Sous l’effet des contraintes mécaniques induites par les mouvements répétés, on peut observer une prolifération de chondrocytes au niveau du cartilage. Ces chondrocytes vont ensuite permettre la sécrétion en grande quantité de nutriments et de produit pour combler le manque au niveau du cartilage. Dans un premier temps, la présence de ces chondrocytes en grande quantité pourrait soulager le début de l’arthrose et des pathologies touchant le plus les femmes de plus de 50 ans, mais au fil du temps, ils contribueront à accentuer la maladie. En effet, ces derniers vont s’épuiser, se dégénérer et augmenter une fois de plus les risques d’une destruction matricielle du cartilage, voire des tendons en l’absence d’organisme protecteur. Étant donné que l’articulation constitue un ensemble d’éléments, il n’est pas étonnant que les tendons soient atteints à l’issue de l’évolution d’une dégénérescence du cartilage.

À un certain stade, en présence d’une chaleur forte, l’arthrose et le rhumatisme inflammatoire peuvent évoluer vers des fractures articulaires, voire osseuses. En effet, étant donné que l’articulation s’associe directement aux os, la liaison entre ces différentes pathologies est plus qu’évidente. Au fil du temps, la femme ménopausée peut être sujette à une ostéoporose. De plus, le changement du taux hormonal accentue les choses. La baisse importante de la sécrétion des hormones ovariennes peut avoir des impacts conséquents sur la production de nutriments et de vitamines essentiels à la constitution et au développement des tissus composant les os. Par la suite, les os se fragilisent et peuvent facilement être atteints de troubles divers, des troubles soi-disant liés à l’âge.

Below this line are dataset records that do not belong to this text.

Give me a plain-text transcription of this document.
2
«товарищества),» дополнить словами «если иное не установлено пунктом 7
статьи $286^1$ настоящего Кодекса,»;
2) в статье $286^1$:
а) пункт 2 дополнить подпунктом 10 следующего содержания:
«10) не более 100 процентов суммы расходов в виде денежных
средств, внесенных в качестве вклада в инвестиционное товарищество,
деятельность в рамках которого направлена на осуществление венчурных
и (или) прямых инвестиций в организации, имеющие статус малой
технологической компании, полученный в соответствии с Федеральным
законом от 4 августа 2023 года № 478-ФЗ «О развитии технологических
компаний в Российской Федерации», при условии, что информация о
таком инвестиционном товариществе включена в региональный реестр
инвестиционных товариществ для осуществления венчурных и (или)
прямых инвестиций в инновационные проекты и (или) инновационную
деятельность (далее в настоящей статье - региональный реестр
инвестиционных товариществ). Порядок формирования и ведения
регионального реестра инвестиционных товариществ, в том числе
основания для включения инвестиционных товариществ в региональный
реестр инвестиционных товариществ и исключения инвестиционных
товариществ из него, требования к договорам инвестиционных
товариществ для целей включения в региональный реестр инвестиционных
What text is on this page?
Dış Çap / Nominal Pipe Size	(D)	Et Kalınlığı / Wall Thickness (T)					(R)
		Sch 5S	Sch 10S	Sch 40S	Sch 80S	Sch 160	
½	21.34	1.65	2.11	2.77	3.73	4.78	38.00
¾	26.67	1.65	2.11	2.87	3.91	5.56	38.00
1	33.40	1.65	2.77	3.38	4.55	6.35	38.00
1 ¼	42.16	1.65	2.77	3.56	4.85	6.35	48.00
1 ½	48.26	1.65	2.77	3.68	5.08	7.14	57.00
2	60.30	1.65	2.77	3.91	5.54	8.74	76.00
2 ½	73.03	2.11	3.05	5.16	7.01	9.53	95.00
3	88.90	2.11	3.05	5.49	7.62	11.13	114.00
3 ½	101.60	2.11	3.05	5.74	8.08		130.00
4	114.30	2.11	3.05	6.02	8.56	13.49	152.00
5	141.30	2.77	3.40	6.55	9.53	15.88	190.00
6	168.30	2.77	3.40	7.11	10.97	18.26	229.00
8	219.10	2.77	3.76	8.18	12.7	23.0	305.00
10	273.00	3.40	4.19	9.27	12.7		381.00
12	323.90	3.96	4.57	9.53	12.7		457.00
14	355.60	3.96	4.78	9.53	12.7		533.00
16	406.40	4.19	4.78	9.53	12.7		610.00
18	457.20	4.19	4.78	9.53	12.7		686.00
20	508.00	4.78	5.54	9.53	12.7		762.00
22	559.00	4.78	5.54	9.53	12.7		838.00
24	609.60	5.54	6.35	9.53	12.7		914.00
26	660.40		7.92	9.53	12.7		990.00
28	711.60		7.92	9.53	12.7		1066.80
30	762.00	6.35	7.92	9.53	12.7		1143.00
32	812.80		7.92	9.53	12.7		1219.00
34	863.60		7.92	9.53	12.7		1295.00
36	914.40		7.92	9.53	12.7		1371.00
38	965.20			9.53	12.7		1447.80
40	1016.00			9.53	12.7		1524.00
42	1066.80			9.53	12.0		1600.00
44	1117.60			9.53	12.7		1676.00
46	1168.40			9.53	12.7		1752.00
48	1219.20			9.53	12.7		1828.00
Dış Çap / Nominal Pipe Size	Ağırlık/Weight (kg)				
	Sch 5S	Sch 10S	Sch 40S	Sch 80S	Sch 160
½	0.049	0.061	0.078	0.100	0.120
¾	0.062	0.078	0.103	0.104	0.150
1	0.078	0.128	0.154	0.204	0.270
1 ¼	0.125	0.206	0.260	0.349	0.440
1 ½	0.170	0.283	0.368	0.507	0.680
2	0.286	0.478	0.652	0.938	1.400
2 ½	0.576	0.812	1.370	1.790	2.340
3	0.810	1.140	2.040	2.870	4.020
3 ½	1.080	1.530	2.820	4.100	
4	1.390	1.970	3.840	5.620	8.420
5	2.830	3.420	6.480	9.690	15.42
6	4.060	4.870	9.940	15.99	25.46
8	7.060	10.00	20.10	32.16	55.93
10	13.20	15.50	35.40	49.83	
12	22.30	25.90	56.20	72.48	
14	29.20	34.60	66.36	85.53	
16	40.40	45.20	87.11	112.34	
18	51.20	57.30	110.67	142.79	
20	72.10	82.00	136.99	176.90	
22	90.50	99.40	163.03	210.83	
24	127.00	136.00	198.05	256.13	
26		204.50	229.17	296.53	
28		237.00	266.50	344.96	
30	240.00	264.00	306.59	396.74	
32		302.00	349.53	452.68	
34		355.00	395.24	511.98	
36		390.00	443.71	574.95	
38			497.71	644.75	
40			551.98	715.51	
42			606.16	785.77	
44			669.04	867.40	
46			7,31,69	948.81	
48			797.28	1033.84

Si la maladie still ou continue de persister, l’évolution de la maladie pourrait aussi affecter la vie sexuelle de la femme. En effet, cette chute du taux d’hormone et les troubles à l’issue de l’arthrose n’affectent pas uniquement les os, mais peuvent aussi provoquer des douleurs et un inconfort au cours des rapports sexuels, une sécheresse vaginale et une baisse de la libido. La prise de médicaments à cet effet pour retrouver un état de santé normal se fait en fonction de la nature de la pathologie ressentie. Toutefois, il est nécessaire de réaliser des examens pour pouvoir identifier clairement l’apparition et l’origine des infections et des lésions douloureuses.

Dans le cas où les symptômes de la maladie comme la polyarthrite affecteraient directement la façon de vivre de la femme 50 ans sujette à des douleurs articulaires, un traitement hormonal est plus qu’envisageable. Ce traitement a pour objectif d’augmenter le taux d’hormone en manque dans les ovaires, soit des œstrogènes, soit des progestatifs. À l’issue de l’injection de ces hormones, la femme ménopausée pourrait alors mieux vivre le stade de la ménopause et prévenir l’apparition de certaines maladies comme l’ostéoporose. L’arrêt de la prise du traitement de type THS ou Traitement Hormonal Substitutif a lieu une fois que la femme aura retrouvé sa vie normale. À part le traitement hormonal, il est aussi conseillé de consommer moins d’aliments riches en acides à la place des aliments riches en substances minérales pour obtenir des effets bénéfiques sur le renforcement des os et du cartilage.

On peut aussi soulager les articulations douloureuses et les symptômes liés à l’âge par un traitement à base de plante comme l’homéopathie. À cet effet, le mal de dos, de genou ou de hanche peut être traité par une prise régulière de feuille de cassis ou de curcuma. Aussi, il existe des huiles à essence médicamenteuse capable de traiter les causes médicales de l’arthrose.